Benzer şekilde, biz de bu alem sarayına Samanyolu galaksisinin güneş yıldızının bir gezegeni olan dünyada giriyoruz. Gözümüze hemen alemdeki en kıymetli şey olan hayat ve onu ikame eden su çarpıyor. İlk etapta hayatın bu alem sarayının sadece bizim bulunduğumuz köşesinde olduğunu zannediyoruz. Suya girip ıslandığımız gibi, hayata girip çeşit çeşit ihtiyaçlarımızı fark ediyoruz.
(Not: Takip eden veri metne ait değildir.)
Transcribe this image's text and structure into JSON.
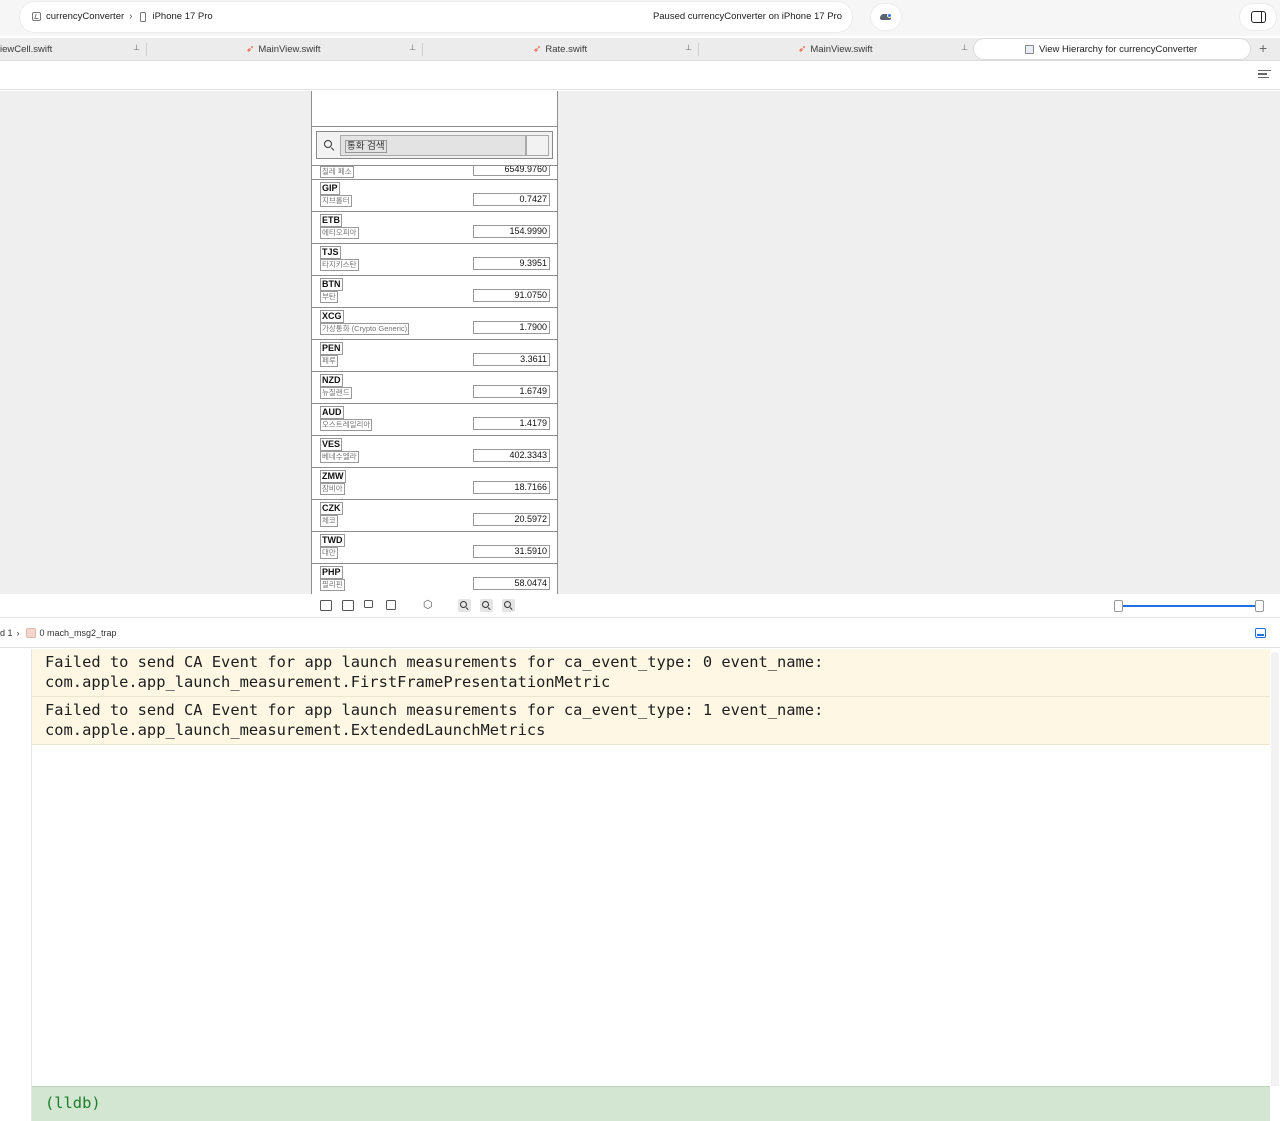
{
  "toolbar": {
    "scheme_app": "currencyConverter",
    "scheme_device": "iPhone 17 Pro",
    "status": "Paused currencyConverter on iPhone 17 Pro",
    "app_icon": "app-icon",
    "device_icon": "iphone-icon",
    "activity_icon": "cloud-status-icon",
    "inspector_icon": "sidebar-right-icon"
  },
  "tabs": [
    {
      "label": "iewCell.swift",
      "icon": "swift-icon"
    },
    {
      "label": "MainView.swift",
      "icon": "swift-icon"
    },
    {
      "label": "Rate.swift",
      "icon": "swift-icon"
    },
    {
      "label": "MainView.swift",
      "icon": "swift-icon"
    }
  ],
  "active_tab": {
    "label": "View Hierarchy for currencyConverter",
    "icon": "view-hierarchy-icon"
  },
  "tab_pin_icon": "pin-icon",
  "tab_add_icon": "plus-icon",
  "phone": {
    "search_placeholder": "통화 검색",
    "partial_row": {
      "code": "",
      "name": "칠레 페소",
      "rate": "6549.9760"
    },
    "rows": [
      {
        "code": "GIP",
        "name": "지브롤터",
        "rate": "0.7427"
      },
      {
        "code": "ETB",
        "name": "에티오피아",
        "rate": "154.9990"
      },
      {
        "code": "TJS",
        "name": "타지키스탄",
        "rate": "9.3951"
      },
      {
        "code": "BTN",
        "name": "부탄",
        "rate": "91.0750"
      },
      {
        "code": "XCG",
        "name": "가상통화 (Crypto Generic)",
        "rate": "1.7900"
      },
      {
        "code": "PEN",
        "name": "페루",
        "rate": "3.3611"
      },
      {
        "code": "NZD",
        "name": "뉴질랜드",
        "rate": "1.6749"
      },
      {
        "code": "AUD",
        "name": "오스트레일리아",
        "rate": "1.4179"
      },
      {
        "code": "VES",
        "name": "베네수엘라",
        "rate": "402.3343"
      },
      {
        "code": "ZMW",
        "name": "잠비아",
        "rate": "18.7166"
      },
      {
        "code": "CZK",
        "name": "체코",
        "rate": "20.5972"
      },
      {
        "code": "TWD",
        "name": "대만",
        "rate": "31.5910"
      },
      {
        "code": "PHP",
        "name": "필리핀",
        "rate": "58.0474"
      }
    ]
  },
  "canvas_controls": {
    "zoom_slider_value": 1.0
  },
  "debugbar": {
    "thread": "d 1",
    "frame": "0 mach_msg2_trap"
  },
  "console": {
    "messages": [
      "Failed to send CA Event for app launch measurements for ca_event_type: 0 event_name:\ncom.apple.app_launch_measurement.FirstFramePresentationMetric",
      "Failed to send CA Event for app launch measurements for ca_event_type: 1 event_name:\ncom.apple.app_launch_measurement.ExtendedLaunchMetrics"
    ],
    "prompt": "(lldb)"
  },
  "colors": {
    "accent": "#1f6fe5",
    "swift": "#f05138",
    "console_warning_bg": "#fdf7e3",
    "lldb_prompt_bg": "#d3e6d2",
    "lldb_prompt_text": "#1d7f2e"
  }
}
Suyun bedeni ve sosyal hayatın benliği kaldırma kuvvetini keşfedip, suda yüzmeyi ve sosyal hayata bir kimlikle ve bir takım rollerle katılmayı öğreniyoruz. Karşımıza su çıktığında paçamızı sıvamayı ve gerekirse yüzmeyi, sosyal bir tecrübe çıktığında da lisanımızı ve kültürel kodlarımızı kullanmayı refleks haline getiriyoruz. Bunları yapamayanların boğulmalarına ve psikolojik hastalıklara yenik düşmelerine şahit oluyoruz. Yüzme kabiliyetimiz, sosyal statümüz ve cansız taşlar üzerine yaptığımız köşklerimiz bize güven veriyor.
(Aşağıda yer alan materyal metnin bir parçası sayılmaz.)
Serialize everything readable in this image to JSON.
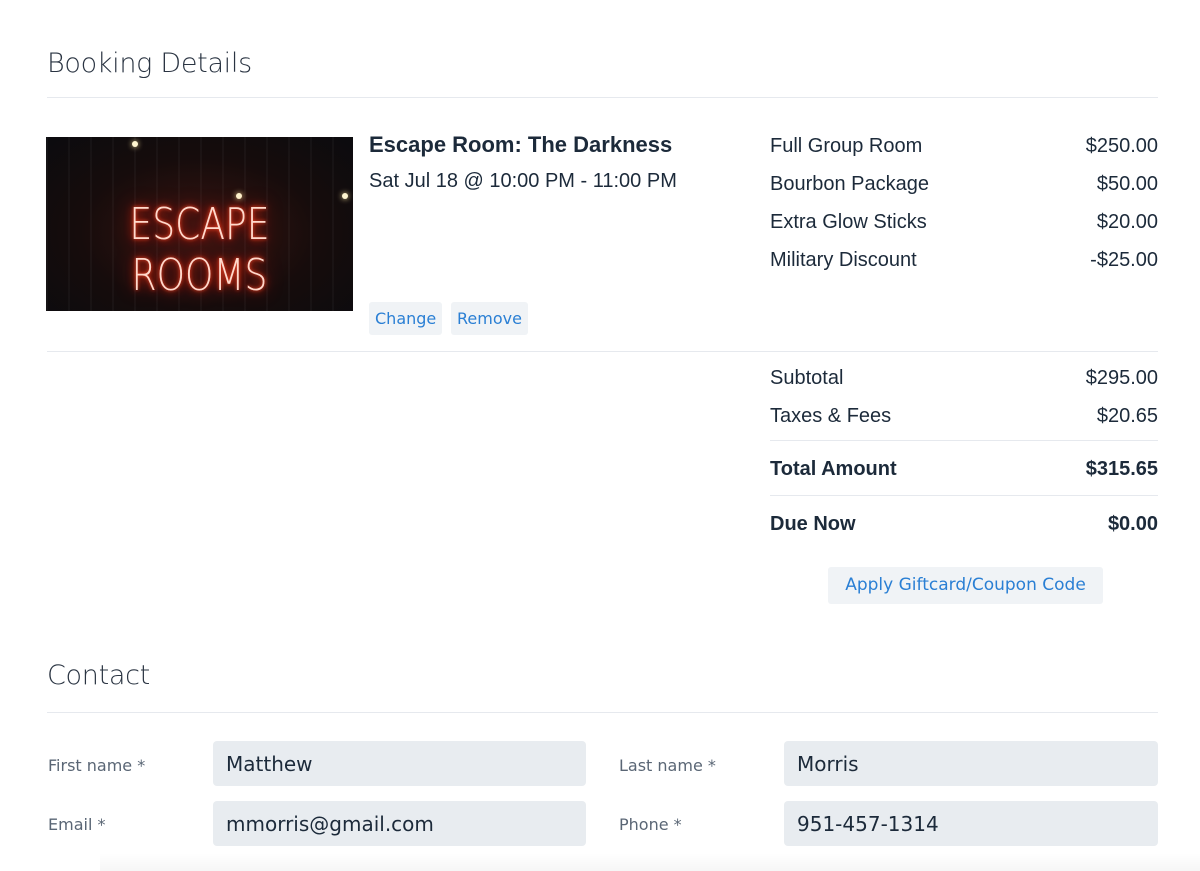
{
  "booking": {
    "title": "Booking Details",
    "image_text": "ESCAPE ROOMS",
    "event_title": "Escape Room: The Darkness",
    "event_time": "Sat Jul 18 @ 10:00 PM - 11:00 PM",
    "change_label": "Change",
    "remove_label": "Remove",
    "items": [
      {
        "label": "Full Group Room",
        "amount": "$250.00"
      },
      {
        "label": "Bourbon Package",
        "amount": "$50.00"
      },
      {
        "label": "Extra Glow Sticks",
        "amount": "$20.00"
      },
      {
        "label": "Military Discount",
        "amount": "-$25.00"
      }
    ],
    "subtotal": {
      "label": "Subtotal",
      "amount": "$295.00"
    },
    "taxes": {
      "label": "Taxes & Fees",
      "amount": "$20.65"
    },
    "total": {
      "label": "Total Amount",
      "amount": "$315.65"
    },
    "due": {
      "label": "Due Now",
      "amount": "$0.00"
    },
    "coupon_label": "Apply Giftcard/Coupon Code"
  },
  "contact": {
    "title": "Contact",
    "first_name": {
      "label": "First name *",
      "value": "Matthew"
    },
    "last_name": {
      "label": "Last name *",
      "value": "Morris"
    },
    "email": {
      "label": "Email *",
      "value": "mmorris@gmail.com"
    },
    "phone": {
      "label": "Phone *",
      "value": "951-457-1314"
    }
  },
  "colors": {
    "accent": "#2a7fd4",
    "text": "#1c2a3a",
    "input_bg": "#e8ecf0",
    "button_bg": "#f0f3f6"
  }
}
Biz tüm bunları kanıksamış bir halde iken, Süleyman (asm) bizi başka bir saraya davet ediyor. Orada herşeyin hayattar ve Rabbini tesbih etmekte olduğunu fark ediyoruz. Ayağımızı cansız ve değersiz şeylere basmaya alıştığımızdan, herşeyin hayattar, manidar ve nihayetsiz kıymetli olduğu böylesi bir saraya ayak basmaya çekiniyoruz (27:44). Herkesin secde halinde olduğu o sarayın ihtişamına layık bir secdeye takat getiremiyoruz (68:42) ve ağzımızdan “benim secdem hiçtir” sözü dökülüyor. Gözümüzü haşyet, benliğimizi zillet bürüyor (68:43). İşte bacağımızın göründüğü bu kifayetsizlik anında rasulullah (asm) tüm sarayın gözümüze gözükmeyen ve fakat aklımızın tasdik edeceği billur gibi iman-ı billah nokta-i istinadı üzerine bina edildiğini ve bizim de yürüyüşümüzde ve secdemizde ona dayanmamız gerektiğini bize öğretiyor. Bunu yaparak saraya girebilenler için ıslanma, boğulma ve ölüm olmadığını uygulamasıyla gösteriyor. Hem onun hem de su üzerinde yürüyen İsa’nın (asm) rehberliğinde yürümeyi ikinci kez öğreniyoruz. Bundan önceki yürümelerimizi yürüme bilerek ve bundan önce girdiğimiz fakirhanelere saray diyerek kendimize ne kadar zulmetmiş olduğumuzu itiraf ediyoruz (27:44).